1.5.13

A-SSA-SSI-NOS! A-SSA-SSI-NOS! – 1º de Maio de 1962


Um texto de Helena Pato, incluído no seu livro «Já uma estrela se levanta».

Seguíamos num Volkswagen – eu acompanhava-os, até ver. O Alfredo Noales, com quem já casara, tinha recebido do chefe de redacção do República a incumbência de fazer a reportagem. Para a censura cortar inevitavelmente de alto a baixo, é claro. Ao seu lado, um amigo, um camarada nosso, que estava connosco por ser um dos organizadores. No banco de trás seguia eu, impaciente e receosa.

Nas vésperas tinham sido lançados panfletos por toda a cidade, chamando o povo a comemorar o 1.º de Maio, a manifestar-se. Se a ditadura proibia toda e qualquer manifestação, o «1.º de Maio» era assunto subversivo cuja referência pública, escrita ou em voz alta, só por si, podia valer prisão. Nos últimos meses, reuniões e mais reuniões na nossa casa, em Campo de Ourique – tudo muito discutido, muito preparado à porta fechada, mas nada passara por mim. Apenas sabia que algumas dezenas de brigadas clandestinas, furtivamente e durante noites e noites, iriam cobrir de propaganda a cidade de Lisboa e os arredores. Papéis, aos milhares, por todos os sítios: apelos à manifestação contra o regime e abundante informação acerca das greves que nos últimos meses despontavam, umas a seguir às outras, nas empresas dos arredores de Lisboa.

Chegámos à Praça do Comércio uns dez minutos antes das 6 da tarde. 1º de Maio de 1962. Uma data histórica – que persiste em sobrar-me, em ficar-me para trás, sempre que quero escrever sobre a resistência ou sobre a repressão fascista. Talvez por ter sido a única vez que, em idênticas circunstâncias, passei mesmo ao lado da morte. Depois, foram décadas a gritar: «A-ssa-ssi-nos! A-ssa-ssi-nos!» Não se tratava de um grito demagógico, eles eram realmente assassinos.
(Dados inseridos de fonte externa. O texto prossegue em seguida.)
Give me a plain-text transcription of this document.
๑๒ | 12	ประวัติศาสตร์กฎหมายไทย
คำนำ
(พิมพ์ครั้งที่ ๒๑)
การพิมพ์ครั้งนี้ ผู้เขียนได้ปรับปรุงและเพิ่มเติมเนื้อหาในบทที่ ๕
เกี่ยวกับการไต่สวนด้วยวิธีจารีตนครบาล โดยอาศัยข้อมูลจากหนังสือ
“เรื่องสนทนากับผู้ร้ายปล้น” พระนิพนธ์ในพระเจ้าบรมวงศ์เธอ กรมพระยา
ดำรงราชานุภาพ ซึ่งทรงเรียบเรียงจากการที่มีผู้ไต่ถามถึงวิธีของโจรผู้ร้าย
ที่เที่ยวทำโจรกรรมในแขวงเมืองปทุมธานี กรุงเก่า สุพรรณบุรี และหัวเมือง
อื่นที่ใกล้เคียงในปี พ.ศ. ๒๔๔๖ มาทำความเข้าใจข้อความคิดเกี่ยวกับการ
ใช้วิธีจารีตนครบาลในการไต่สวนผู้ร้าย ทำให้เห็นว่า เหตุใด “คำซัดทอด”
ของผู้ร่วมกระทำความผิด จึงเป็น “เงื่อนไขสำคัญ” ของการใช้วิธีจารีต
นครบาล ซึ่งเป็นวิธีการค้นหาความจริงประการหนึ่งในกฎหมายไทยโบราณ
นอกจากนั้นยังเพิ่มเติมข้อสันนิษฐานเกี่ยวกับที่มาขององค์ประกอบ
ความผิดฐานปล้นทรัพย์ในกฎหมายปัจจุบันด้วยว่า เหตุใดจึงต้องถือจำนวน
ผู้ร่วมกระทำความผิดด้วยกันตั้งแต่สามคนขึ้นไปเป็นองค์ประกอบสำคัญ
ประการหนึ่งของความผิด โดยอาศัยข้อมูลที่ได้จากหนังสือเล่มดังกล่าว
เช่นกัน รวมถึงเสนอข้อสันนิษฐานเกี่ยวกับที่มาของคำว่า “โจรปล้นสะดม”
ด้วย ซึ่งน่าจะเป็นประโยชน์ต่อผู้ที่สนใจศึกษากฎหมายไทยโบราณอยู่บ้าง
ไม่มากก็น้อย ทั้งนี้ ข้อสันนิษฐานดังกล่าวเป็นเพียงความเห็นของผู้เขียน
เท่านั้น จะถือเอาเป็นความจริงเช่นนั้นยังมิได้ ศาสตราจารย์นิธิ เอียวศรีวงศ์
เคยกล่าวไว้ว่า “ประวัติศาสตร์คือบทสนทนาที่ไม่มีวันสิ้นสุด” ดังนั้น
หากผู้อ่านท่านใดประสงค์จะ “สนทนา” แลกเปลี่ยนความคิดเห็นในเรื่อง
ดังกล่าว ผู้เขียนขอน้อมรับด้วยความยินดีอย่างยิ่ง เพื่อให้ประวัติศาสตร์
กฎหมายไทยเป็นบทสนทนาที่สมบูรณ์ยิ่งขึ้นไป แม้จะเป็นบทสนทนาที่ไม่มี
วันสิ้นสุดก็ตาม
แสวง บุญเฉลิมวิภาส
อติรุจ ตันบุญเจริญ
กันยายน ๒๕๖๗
O nosso carro ia devagar. As ruas estavam praticamente desertas e, ao olharmos para as lojas e para os cafés, a calma e a óbvia normalidade assustaram-nos. Estaríamos à beira de um fracasso? Seria aquele o resultado de tanto trabalho de organização de tantos meses a fio?
«Tem calma, Lena, ainda não são 6 horas!» Tanta reunião, tanta agitação, e um ambiente que parecia explosivo no crescendo das greves, iria dar assim em nada? Seria que o povo não tinha coragem de assumir nas ruas o descontentamento que vinha manifestando à boca calada e que já revelara de forma tão convicta, tão expressiva, nas eleições do Delgado? Afinal onde estava esse povo? «Tem calma, Lena, ele vai aparecer!» O Povo amedrontara-se? Não se atrevia a enfrentar as forças policiais que os estudantes haviam defrontado por mais do que uma vez durante esse mesmo ano? 1500 jovens presos num só dia, em Março, na Cidade Universitária, e agora ninguém se mexia?
«Esta manifestação é política, amiga, não é associativa… hoje é mais complicado arriscar!», lembrava o camarada ciente de uma experiência de luta que eu admirava.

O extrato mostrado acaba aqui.